ILC NewsLine
CALICE calorimeter prototypes record 20 million of interactions

An event-display of the CALICE summer test-beam. A pion of 30 GeV is entering the calorimeter on the left, crossing first the electromagnetic calorimeter and then interacting in the hadronic calorimeter.

This summer, in the H6 zone of CERN, the CALICE (Calorimeter for Linear Collider Experiment) collaboration carried out test-beams which will continue until the end of October. Three prototypes were installed in a test-beam together with trigger and acquisition systems: a highly segmented electromagnetic silicon tungsten (ECAL), a hadronic scintillator tile-silicon photomultiplier (HCAL) calorimeters and a tail catcher, made of scintillator strip-silicon photomultipliers. All together they represent about ten thousand read-out channels. "By now, approximately 20 million interactions have been recorded," said Jean Claude Brient, spokesperson of the CALICE collaboration, "and we expect 30 million of them by the end of the test."

The CALICE calorimeters were exposed to electrons from 6 to 45 GeV and pions from 6 to 80 GeV. At first sight, these energies may appear much smaller than the 500 GeV centre of mass energy at the ILC. But in fact, it will be crucial to be able to reconstruct particles in this range of low energies. The W, Z and Higgs bosons mainly decay in jets composed of numerous particles whose energy is therefore low. At the ILC, physicists will precisely know the initial state of the particles in collisions which makes it possible to analyse every event. CALICE detectors are ultra-granular in order to identify each particle of every ILC event.

Combined tests of ECAL together with HCAL are essential to evaluate the performances of particle reconstruction in the calorimeter. The test-beam data analysis should lead to important progress in the comprehension and the design of ultra-granular calorimeters. The simulation of hadronic interactions is not easy, especially at low energies. The real conditions of a test-beam exposure let scientists find strong constraints on the models in the "GEANT4" simulation program they use. On the technical side, it can also help in the design of an ultra-segmented calorimeter. For example, electronic backgrounds produced by collective effect on the multiple channels can be estimated.

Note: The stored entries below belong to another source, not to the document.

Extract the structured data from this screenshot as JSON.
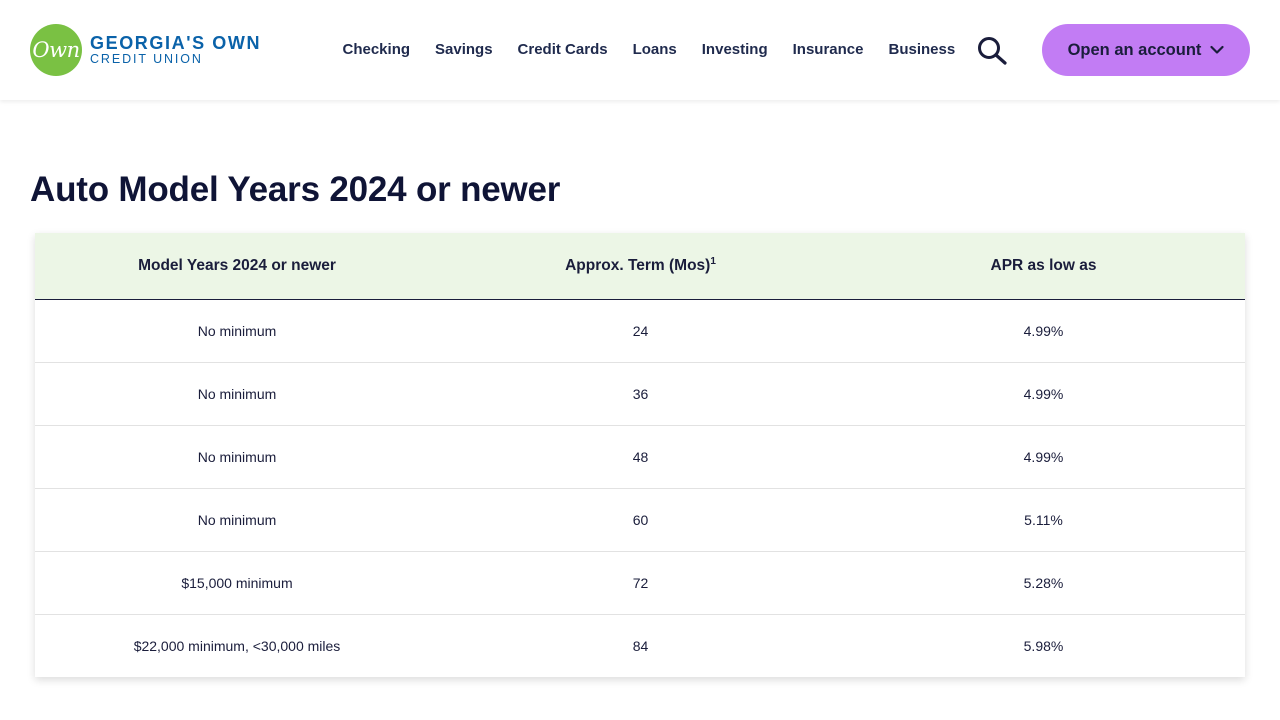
{
  "brand": {
    "badge_text": "Own",
    "name_line1": "GEORGIA'S OWN",
    "name_line2": "CREDIT UNION",
    "badge_color": "#7ac143",
    "text_color": "#0a62a9"
  },
  "nav": {
    "items": [
      {
        "label": "Checking"
      },
      {
        "label": "Savings"
      },
      {
        "label": "Credit Cards"
      },
      {
        "label": "Loans"
      },
      {
        "label": "Investing"
      },
      {
        "label": "Insurance"
      },
      {
        "label": "Business"
      }
    ],
    "search_icon": "search-icon",
    "cta_label": "Open an account",
    "cta_icon": "chevron-down-icon",
    "cta_color": "#c27cf4"
  },
  "page": {
    "title": "Auto Model Years 2024 or newer"
  },
  "rates_table": {
    "header_bg": "#ecf6e6",
    "columns": [
      {
        "label": "Model Years 2024 or newer",
        "footnote": ""
      },
      {
        "label": "Approx. Term (Mos)",
        "footnote": "1"
      },
      {
        "label": "APR as low as",
        "footnote": ""
      }
    ],
    "rows": [
      {
        "model": "No minimum",
        "term": "24",
        "apr": "4.99%"
      },
      {
        "model": "No minimum",
        "term": "36",
        "apr": "4.99%"
      },
      {
        "model": "No minimum",
        "term": "48",
        "apr": "4.99%"
      },
      {
        "model": "No minimum",
        "term": "60",
        "apr": "5.11%"
      },
      {
        "model": "$15,000 minimum",
        "term": "72",
        "apr": "5.28%"
      },
      {
        "model": "$22,000 minimum, <30,000 miles",
        "term": "84",
        "apr": "5.98%"
      }
    ]
  }
}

The CALICE ECAL (foreground), HCAL (behind) and Tail Catcher (blue and orange device behind the HCAL) before being exposed to the beams. In the future, electronics devices should be more and more integrated into the detectors so that the read-out and digitisation of a signal could be done as early as possible.

In August, all 30 layers of the ECAL detector were installed into the beam, half equipped with electronic devices. For the HCAL, one of the two options for the CALICE hadronic calorimeter was tested (read more about this option in the 30th March 2006 issue of NewsLine) with about every second of active layers instrumented. The CALICE collaborators will continue equipping their detectors till the end of the test. In October, most layers of this HCAL should be ready for data taking.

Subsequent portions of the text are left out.